Kamis, 15 April 2010

STRATEGY PERANG IKLAN DAN MANFAATNYA


Menurut Wikipedia, Perang adalah sebuah aksi fisik dan non fisik (Dalam arti sempit, adalah kondisi permusuhan dengan menggunakan kekerasan) antara dua atau lebih kelompok manusia untuk melakukan dominasi di wilayah yang dipertentangkan. Perang secara purba di maknai sebagai pertikaian bersenjata, di era modern, perang lebih mengarah pada superioritas teknologi dan industri, hal ini tercermin dari doktrin angkatan perangnya seperti "Barang siapa menguasai ketinggian maka menguasai dunia", hal ini menunjukkan bahwa penguasaan atas ketinggian harus dicapai oleh teknologi.


Namun kata Perang tidak lagi berperan sebagai kata kerja, namun sudah bergeser pada kata sifat, yang mempopulerkan hal ini adalah para jurnalis, sehingga lambat laun pergeseran ini mendapatkan posisinya, namun secara umum perang berarti "pertentangan". Ada yang namanya perang dingin, perang politik, perang ekonomi, perang saudara, perang dunia, perang iklan dan masih banyak lagi.

Penyebab terjadinya perang di antaranya adalah:

  • Perbedaan ideologi
  • Keinginan untuk memperluas wilayah kekuasaan
  • Perbedaan kepentingan
  • Perampasan sumber daya alam (minyak, hasil pertanian, dll)


Aneka jenis perang diatas bukan ranah kita untuk didiskusikan lebih lanjut, akan tetapi perang yang menjadi bahasan menarik di bidang marketing selain perang harga adalah perang iklan. Apa itu perang iklan? Berdasarkan definisi diatas adalah kondisi permusuhan antara dua atau lebih kelompok manusia (lembaga) untuk melakukan dominasi di wilayah yang dipertentangkan melalui media periklanan.

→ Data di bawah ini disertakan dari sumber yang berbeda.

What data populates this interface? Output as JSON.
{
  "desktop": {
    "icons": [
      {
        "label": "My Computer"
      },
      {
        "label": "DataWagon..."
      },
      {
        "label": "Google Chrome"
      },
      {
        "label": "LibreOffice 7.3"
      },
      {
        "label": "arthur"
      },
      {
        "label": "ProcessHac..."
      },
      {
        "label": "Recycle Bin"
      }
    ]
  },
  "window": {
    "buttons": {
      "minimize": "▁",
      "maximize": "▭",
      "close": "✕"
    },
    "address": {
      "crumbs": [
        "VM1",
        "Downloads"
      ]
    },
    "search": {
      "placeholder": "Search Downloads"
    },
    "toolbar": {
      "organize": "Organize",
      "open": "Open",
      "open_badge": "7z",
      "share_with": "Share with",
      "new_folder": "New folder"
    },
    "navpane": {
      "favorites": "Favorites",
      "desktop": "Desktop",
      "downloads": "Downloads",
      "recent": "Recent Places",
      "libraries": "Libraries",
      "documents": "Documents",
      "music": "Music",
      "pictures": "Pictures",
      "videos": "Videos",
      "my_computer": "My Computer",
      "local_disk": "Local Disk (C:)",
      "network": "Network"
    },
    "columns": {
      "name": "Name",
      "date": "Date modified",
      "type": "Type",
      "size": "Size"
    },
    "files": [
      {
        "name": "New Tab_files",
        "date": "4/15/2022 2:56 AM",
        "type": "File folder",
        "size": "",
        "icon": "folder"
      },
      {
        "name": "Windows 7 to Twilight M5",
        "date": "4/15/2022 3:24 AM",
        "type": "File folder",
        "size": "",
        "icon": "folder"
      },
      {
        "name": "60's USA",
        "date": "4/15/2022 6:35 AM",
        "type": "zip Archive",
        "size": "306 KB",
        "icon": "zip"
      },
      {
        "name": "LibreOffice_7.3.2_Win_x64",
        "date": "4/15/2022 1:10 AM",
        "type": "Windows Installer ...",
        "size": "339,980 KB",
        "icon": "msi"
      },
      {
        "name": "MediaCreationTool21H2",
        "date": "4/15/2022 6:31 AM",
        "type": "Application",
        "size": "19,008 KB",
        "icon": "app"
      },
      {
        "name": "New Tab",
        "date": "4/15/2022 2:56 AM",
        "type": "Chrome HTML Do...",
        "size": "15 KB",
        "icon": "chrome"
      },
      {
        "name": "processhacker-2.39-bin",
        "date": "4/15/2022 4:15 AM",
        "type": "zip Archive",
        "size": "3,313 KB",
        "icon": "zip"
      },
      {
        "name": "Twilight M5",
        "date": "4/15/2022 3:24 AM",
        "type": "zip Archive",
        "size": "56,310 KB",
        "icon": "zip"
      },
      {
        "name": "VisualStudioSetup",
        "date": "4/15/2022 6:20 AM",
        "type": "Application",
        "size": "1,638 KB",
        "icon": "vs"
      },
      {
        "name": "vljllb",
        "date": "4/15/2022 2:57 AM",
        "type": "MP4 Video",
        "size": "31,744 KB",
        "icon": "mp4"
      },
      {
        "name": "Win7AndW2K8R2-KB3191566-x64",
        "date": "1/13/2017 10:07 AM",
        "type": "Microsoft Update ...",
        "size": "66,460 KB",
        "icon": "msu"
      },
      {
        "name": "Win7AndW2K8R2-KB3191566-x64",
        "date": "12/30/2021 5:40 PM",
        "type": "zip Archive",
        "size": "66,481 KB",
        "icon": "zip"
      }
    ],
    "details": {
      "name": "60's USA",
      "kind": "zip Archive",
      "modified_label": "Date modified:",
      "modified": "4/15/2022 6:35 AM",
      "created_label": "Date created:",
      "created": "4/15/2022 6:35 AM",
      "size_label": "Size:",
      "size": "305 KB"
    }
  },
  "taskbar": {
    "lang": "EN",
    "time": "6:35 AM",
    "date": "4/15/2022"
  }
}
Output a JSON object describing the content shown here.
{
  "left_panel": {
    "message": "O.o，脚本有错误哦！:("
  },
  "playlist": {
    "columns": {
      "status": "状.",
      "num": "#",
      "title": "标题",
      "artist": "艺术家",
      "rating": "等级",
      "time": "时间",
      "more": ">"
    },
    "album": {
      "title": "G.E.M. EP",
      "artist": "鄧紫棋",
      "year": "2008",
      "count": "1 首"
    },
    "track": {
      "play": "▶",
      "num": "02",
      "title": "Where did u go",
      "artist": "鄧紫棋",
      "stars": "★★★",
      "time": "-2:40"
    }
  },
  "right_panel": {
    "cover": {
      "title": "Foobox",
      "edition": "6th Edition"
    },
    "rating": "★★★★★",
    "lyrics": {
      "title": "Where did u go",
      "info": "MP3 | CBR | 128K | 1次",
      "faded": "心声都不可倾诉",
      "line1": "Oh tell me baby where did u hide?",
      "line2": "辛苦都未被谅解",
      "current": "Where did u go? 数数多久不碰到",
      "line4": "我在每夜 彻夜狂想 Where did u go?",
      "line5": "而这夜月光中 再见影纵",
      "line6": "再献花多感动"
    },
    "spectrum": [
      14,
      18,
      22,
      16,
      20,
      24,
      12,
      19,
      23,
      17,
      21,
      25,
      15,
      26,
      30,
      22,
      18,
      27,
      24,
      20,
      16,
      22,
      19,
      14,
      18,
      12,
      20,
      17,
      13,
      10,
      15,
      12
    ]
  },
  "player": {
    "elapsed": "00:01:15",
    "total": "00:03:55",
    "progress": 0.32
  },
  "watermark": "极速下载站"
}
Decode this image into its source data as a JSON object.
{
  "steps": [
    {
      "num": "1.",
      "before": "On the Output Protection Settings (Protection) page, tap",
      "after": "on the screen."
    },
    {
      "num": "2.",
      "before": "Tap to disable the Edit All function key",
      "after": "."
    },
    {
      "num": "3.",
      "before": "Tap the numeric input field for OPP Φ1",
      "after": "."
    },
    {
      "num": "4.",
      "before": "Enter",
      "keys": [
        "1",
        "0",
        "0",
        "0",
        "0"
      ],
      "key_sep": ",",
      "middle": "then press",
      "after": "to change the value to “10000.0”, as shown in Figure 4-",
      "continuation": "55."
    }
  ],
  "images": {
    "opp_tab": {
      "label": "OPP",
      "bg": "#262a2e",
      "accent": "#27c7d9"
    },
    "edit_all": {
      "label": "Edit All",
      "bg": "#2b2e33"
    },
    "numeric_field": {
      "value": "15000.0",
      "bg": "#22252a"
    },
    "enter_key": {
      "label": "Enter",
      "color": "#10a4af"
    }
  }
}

Sedangkan dari sisi strategy, maka dapat dikatakan bahwa strategy perang yang sesungguhnya seringkali di praktikan dalam perang-perang yang lain. Misalnya Strategi perang Sun Tzu dalam aplikasi bisnis. Yang menjadi medan perang adalah pangsa pasar produk/jasa anda. Yang menjadi jenderal perang adalah anda sendiri kalau anda seorang yang terlibat marketing. Dan musuh perang adalah saingan bisnis yang produknya/ jasanya sama dengan anda.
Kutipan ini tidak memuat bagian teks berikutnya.